By Mathias Okwe (Abuja) and Murtala Adewale (Kano)
09 October 2017   |   4:09 am
The Minister of Agriculture and Rural Development, Chief Audu Ogbeh, has commended Central Bank of Nigeria (CBN) Governor Godwin Emefiele and his management team for restricting foreign exchange (forex) supply for the importation of 41 items that could be procured locally.

Nigeria’s Minister of Agriculture Audu Ogbeh

• Says Nigeria has recorded milestones via policy
• Kano farmers justify ‘failure’ of rice scheme

The Minister of Agriculture and Rural Development, Chief Audu Ogbeh, has commended Central Bank of Nigeria (CBN) Governor Godwin Emefiele and his management team for restricting foreign exchange (forex) supply for the importation of 41 items that could be procured locally.

The minister noted that the outcry that greeted the policy notwithstanding, the move had fostered many achievements the country recorded recently in the area of rice and other food production, pointing out that, always, good policies were never popular at inception.

Ogbeh, who spoke at the weekend in Abuja during a stakeholders’ meeting on agricultural value chain, noted the gathering was to articulate best strategies for the implementation of a new programme to boost employment and ensure food security under the Accelerated Agricultural and Development Scheme (AADS).

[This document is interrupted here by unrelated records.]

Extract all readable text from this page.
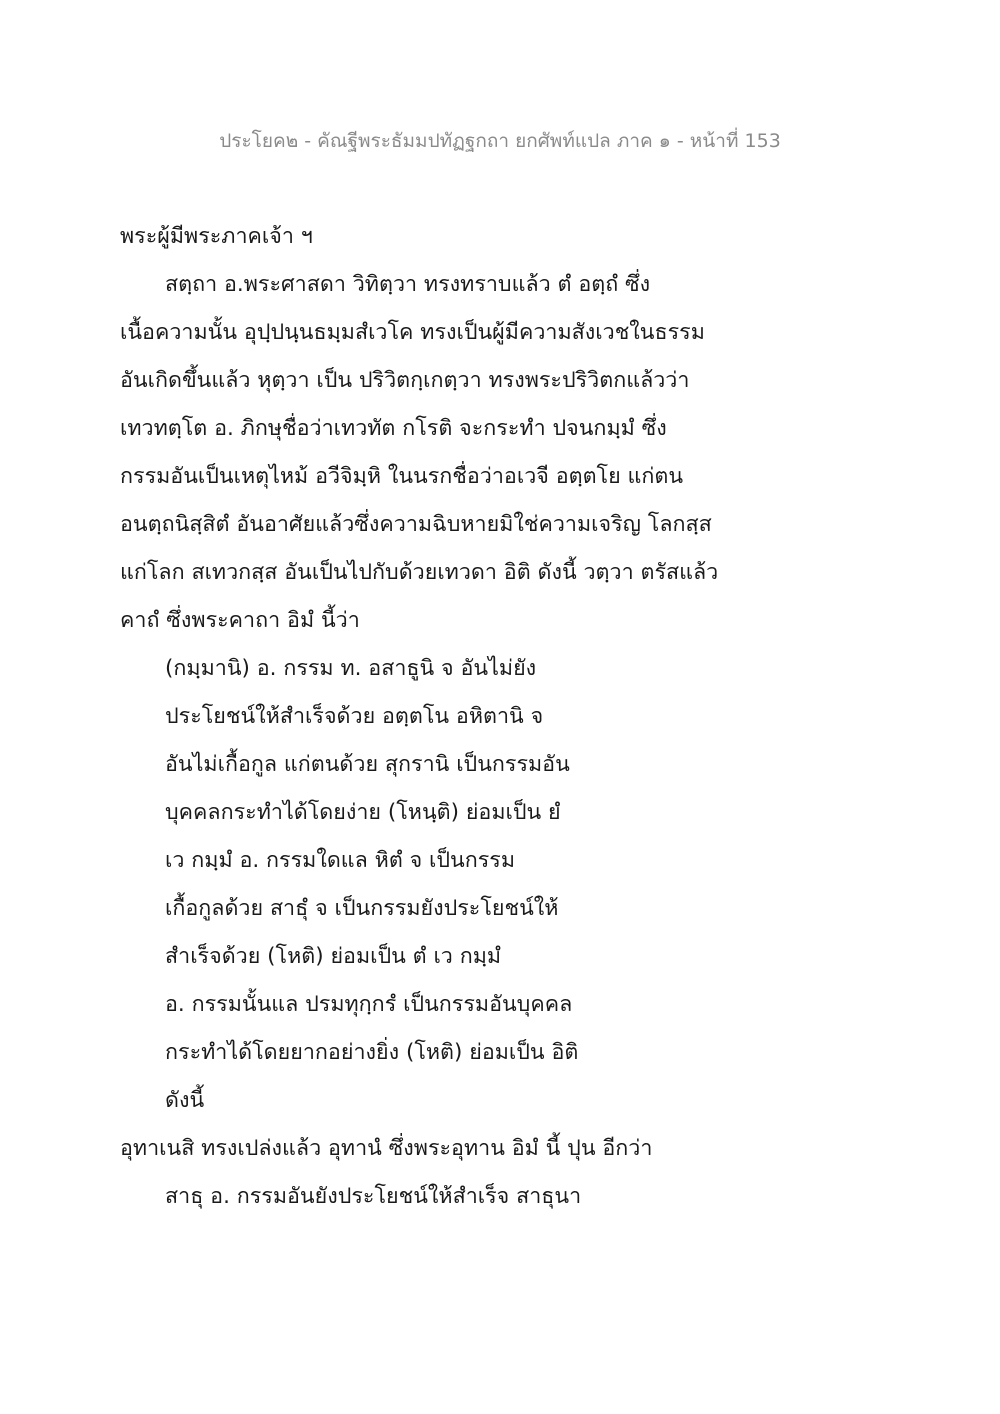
ประโยค๒ - คัณฐีพระธัมมปทัฏฐกถา ยกศัพท์แปล ภาค ๑ - หน้าที่ 153
พระผู้มีพระภาคเจ้า ฯ
สตฺถา อ.พระศาสดา วิทิตฺวา ทรงทราบแล้ว ตํ อตฺถํ ซึ่ง
เนื้อความนั้น อุปฺปนฺนธมฺมสํเวโค ทรงเป็นผู้มีความสังเวชในธรรม
อันเกิดขึ้นแล้ว หุตฺวา เป็น ปริวิตกฺเกตฺวา ทรงพระปริวิตกแล้วว่า
เทวทตฺโต อ. ภิกษุชื่อว่าเทวทัต กโรติ จะกระทำ ปจนกมฺมํ ซึ่ง
กรรมอันเป็นเหตุไหม้ อวีจิมฺหิ ในนรกชื่อว่าอเวจี อตฺตโย แก่ตน
อนตฺถนิสฺสิตํ อันอาศัยแล้วซึ่งความฉิบหายมิใช่ความเจริญ โลกสฺส
แก่โลก สเทวกสฺส อันเป็นไปกับด้วยเทวดา อิติ ดังนี้ วตฺวา ตรัสแล้ว
คาถํ ซึ่งพระคาถา อิมํ นี้ว่า
(กมฺมานิ) อ. กรรม ท. อสาธูนิ จ อันไม่ยัง
ประโยชน์ให้สำเร็จด้วย อตฺตโน อหิตานิ จ
อันไม่เกื้อกูล แก่ตนด้วย สุกรานิ เป็นกรรมอัน
บุคคลกระทำได้โดยง่าย (โหนฺติ) ย่อมเป็น ยํ
เว กมฺมํ อ. กรรมใดแล หิตํ จ เป็นกรรม
เกื้อกูลด้วย สาธุํ จ เป็นกรรมยังประโยชน์ให้
สำเร็จด้วย (โหติ) ย่อมเป็น ตํ เว กมฺมํ
อ. กรรมนั้นแล ปรมทุกฺกรํ เป็นกรรมอันบุคคล
กระทำได้โดยยากอย่างยิ่ง (โหติ) ย่อมเป็น อิติ
ดังนี้
อุทาเนสิ ทรงเปล่งแล้ว อุทานํ ซึ่งพระอุทาน อิมํ นี้ ปุน อีกว่า
สาธุ อ. กรรมอันยังประโยชน์ให้สำเร็จ สาธุนา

He said the project aims to give single-digit interest rate grants to 10,000 youths from each state of the federation to invest in farming and ancillary services.

He was also fully of praises for the apex bank’s Anchor Borrowers Scheme where facilities had been made available to boost rice farming nationwide.The governors of Kebbi and Jigawa states, Atiku Bagudu and Mohammed Badaru Abubakar as well as Emefiele and youths drawn from across the federation stressed that agriculture holds the key to the nation’s long-sought long-term sustainable development.

On the initiative, put in place by the President Muhammadu Buhari administration, the CBN governor said the project was primarily targeting unemployed youths of ages 18 to 35.

“I believe we are on the verge of something very significant with the AADS. This scheme has been designed to create an ecosystem with the active participation of the public sector, state governments and the private sector,’’ he said.

Emefiele said state governments are to provide contiguous arable land, basic infrastructure, efficient extension services, training and mentoring of the beneficiaries.Meanwhile, rice farmers in Kano have advanced reasons while the apex bank’s borrower programme failed in the state.

According to them, the banes of the scheme were lack of political will, interference, among other factors.Besides, they lamented late disbursement and high interest rate.

In Kano, 5,540 farmers were said to have benefited N163,707 each, amounting to N907 million.In a chat with newsmen, the state chairman of the Rice Farmers Association of Nigeria, Abubakar Haruna Aliyu, added that negligence on the part of members partly contributed to the failure of the scheme.